Importance of glycolytically derived ATP for Na+ loading via Na+/H+ exchange during metabolic inhibition in guinea pig ventricular myocytes.

The increase in the intracellular Na+ concentration ([Na+](i)) during myocardial ischaemia is crucial for ischaemia/reperfusion cell injury, and the cardiac subtype of the Na+/H+ exchanger (NHE-1) has been shown to be a major pathway for Na(+) loading. While the importance of glycolytically derived ATP for the optimal functioning of membrane transporters and channels has been suggested, whether NHE-1 is actually activated during myocardial ischaemia remains controversial. Here we examined whether the activity of NHE-1 is predominantly dependent on intracellular ATP generated by glycolysis, and whether the additional inhibition of glycolysis can affect the increase in ([Na+](i)) during the inhibition of oxidative phosphorylation in intact guinea pig ventricular myocytes. The selective inhibition of glycolysis by 2-deoxyglucose prevented the recovery of intracellular pH and the transient increase in ([Na+](i)) following intracellular acidosis induced by a NH(4)Cl pre-pulse. During severe metabolic inhibition (SMI; induced by amobarbital and carbonyl cyanide m-chlorophenylhydrazone in a glucose-free perfusate), most myocytes changed from rod-shaped to contracted forms by approximately 15 min. ([Na+](i)) increased linearly until rigor contracture occurred, but after rigor contracture the rate of increase was blunted.
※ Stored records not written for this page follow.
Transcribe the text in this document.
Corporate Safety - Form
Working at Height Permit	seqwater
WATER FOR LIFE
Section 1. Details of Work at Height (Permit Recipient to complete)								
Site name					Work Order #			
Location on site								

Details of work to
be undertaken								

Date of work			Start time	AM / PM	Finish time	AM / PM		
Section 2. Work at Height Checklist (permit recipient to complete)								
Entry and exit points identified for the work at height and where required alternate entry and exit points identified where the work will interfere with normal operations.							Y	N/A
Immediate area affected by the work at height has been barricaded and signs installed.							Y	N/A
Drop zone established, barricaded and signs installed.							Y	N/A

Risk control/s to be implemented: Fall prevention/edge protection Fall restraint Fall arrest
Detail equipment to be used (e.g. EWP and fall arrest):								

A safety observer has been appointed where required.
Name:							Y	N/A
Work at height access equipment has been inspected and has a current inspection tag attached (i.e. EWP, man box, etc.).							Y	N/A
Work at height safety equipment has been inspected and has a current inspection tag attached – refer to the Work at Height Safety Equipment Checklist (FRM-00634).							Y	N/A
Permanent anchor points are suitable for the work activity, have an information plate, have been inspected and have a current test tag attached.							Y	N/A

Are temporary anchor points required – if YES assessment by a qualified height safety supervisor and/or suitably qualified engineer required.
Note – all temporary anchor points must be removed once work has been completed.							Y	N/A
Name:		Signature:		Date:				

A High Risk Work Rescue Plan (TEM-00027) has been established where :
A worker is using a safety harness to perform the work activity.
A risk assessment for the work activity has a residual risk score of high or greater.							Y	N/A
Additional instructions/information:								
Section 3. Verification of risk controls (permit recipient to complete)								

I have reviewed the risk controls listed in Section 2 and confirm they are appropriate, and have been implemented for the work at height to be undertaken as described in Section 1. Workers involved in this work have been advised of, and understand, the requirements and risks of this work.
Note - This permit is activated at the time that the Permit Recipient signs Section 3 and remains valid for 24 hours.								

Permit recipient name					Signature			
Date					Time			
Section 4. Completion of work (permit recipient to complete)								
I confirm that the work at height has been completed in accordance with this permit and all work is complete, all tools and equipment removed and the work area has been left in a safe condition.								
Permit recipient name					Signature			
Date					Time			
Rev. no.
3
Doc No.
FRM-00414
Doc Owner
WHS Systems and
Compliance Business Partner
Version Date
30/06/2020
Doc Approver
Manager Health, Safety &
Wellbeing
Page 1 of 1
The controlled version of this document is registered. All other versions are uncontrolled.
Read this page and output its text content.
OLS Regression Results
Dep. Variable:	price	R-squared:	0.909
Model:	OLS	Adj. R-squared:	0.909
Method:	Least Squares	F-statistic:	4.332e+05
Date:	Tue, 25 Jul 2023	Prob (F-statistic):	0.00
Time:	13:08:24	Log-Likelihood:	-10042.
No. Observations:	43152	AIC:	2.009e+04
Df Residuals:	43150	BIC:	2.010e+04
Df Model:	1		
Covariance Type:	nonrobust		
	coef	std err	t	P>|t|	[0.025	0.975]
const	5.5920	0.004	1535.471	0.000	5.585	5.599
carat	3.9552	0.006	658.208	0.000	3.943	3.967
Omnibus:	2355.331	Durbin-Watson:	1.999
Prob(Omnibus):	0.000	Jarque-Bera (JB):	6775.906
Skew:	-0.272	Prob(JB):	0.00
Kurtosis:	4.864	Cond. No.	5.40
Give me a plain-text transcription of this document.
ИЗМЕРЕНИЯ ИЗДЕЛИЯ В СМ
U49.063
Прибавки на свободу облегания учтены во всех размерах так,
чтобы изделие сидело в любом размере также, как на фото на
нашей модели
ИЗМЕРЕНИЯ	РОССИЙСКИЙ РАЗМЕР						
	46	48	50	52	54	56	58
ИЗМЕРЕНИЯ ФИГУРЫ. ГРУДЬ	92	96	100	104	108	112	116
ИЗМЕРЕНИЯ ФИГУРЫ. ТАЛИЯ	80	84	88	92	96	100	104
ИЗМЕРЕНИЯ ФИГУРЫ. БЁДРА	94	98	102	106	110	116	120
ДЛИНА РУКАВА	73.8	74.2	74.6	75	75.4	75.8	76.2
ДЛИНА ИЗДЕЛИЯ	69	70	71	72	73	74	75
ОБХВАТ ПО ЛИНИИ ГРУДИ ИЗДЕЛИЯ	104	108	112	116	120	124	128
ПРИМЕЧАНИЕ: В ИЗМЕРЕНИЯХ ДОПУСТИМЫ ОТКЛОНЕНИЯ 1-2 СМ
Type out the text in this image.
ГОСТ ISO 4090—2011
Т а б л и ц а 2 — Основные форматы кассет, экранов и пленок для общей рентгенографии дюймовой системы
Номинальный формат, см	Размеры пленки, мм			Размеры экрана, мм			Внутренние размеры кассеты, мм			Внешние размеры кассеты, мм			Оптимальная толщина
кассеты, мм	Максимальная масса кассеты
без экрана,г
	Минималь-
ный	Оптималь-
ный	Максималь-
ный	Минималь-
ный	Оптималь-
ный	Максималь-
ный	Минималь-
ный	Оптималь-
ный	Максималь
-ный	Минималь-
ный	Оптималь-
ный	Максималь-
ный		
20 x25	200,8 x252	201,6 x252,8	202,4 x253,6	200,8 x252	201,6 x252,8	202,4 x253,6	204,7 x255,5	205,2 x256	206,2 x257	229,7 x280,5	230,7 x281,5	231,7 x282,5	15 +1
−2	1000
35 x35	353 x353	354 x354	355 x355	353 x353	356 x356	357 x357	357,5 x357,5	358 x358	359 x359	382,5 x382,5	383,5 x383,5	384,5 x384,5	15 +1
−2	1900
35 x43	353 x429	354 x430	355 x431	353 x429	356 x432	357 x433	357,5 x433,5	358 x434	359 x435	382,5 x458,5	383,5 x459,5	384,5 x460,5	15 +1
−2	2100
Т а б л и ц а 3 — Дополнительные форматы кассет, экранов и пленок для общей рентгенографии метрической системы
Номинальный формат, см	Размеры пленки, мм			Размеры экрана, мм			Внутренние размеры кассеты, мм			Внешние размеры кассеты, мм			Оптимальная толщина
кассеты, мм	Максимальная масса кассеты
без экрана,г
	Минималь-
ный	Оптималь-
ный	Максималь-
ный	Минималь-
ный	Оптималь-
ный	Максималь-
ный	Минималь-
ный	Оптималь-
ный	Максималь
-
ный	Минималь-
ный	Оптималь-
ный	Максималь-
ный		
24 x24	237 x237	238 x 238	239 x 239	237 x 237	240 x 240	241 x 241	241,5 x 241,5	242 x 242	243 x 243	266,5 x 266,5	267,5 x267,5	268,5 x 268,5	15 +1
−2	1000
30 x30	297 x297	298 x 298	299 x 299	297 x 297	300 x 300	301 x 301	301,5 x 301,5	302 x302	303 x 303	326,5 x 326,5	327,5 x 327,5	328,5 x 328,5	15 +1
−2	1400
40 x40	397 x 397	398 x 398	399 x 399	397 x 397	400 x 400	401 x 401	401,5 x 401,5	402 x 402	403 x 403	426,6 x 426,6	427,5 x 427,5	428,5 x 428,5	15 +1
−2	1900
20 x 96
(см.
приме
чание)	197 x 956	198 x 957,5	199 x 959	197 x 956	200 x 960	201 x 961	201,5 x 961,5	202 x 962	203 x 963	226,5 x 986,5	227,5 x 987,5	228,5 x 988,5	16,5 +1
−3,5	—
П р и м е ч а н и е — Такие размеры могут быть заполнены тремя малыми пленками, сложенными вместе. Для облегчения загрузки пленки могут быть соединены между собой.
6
The increase in ([Na+](i)) during SMI was suppressed significantly by an inhibitor of NHE-1, hexamethylene amiloride. The increase in the intracellular Mg(2+) concentration, which can reciprocally indicate depletion of intracellular ATP, was small during the initial 10 min of SMI, but became larger from just a few minutes before rigor contracture. In the presence of 2-deoxyglucose, the time to rigor during SMI was shortened, but the increase in ([Na+](i)) before rigor contracture was not significant, and was much less than that in the absence of 2-deoxyglucose. It is concluded that ATP generated by glycolysis is essential to activate NHE-1, and that the dependence of NHE-1 on glycolysis might affect the increase in ([Na+](i)) observed during myocardial ischaemia.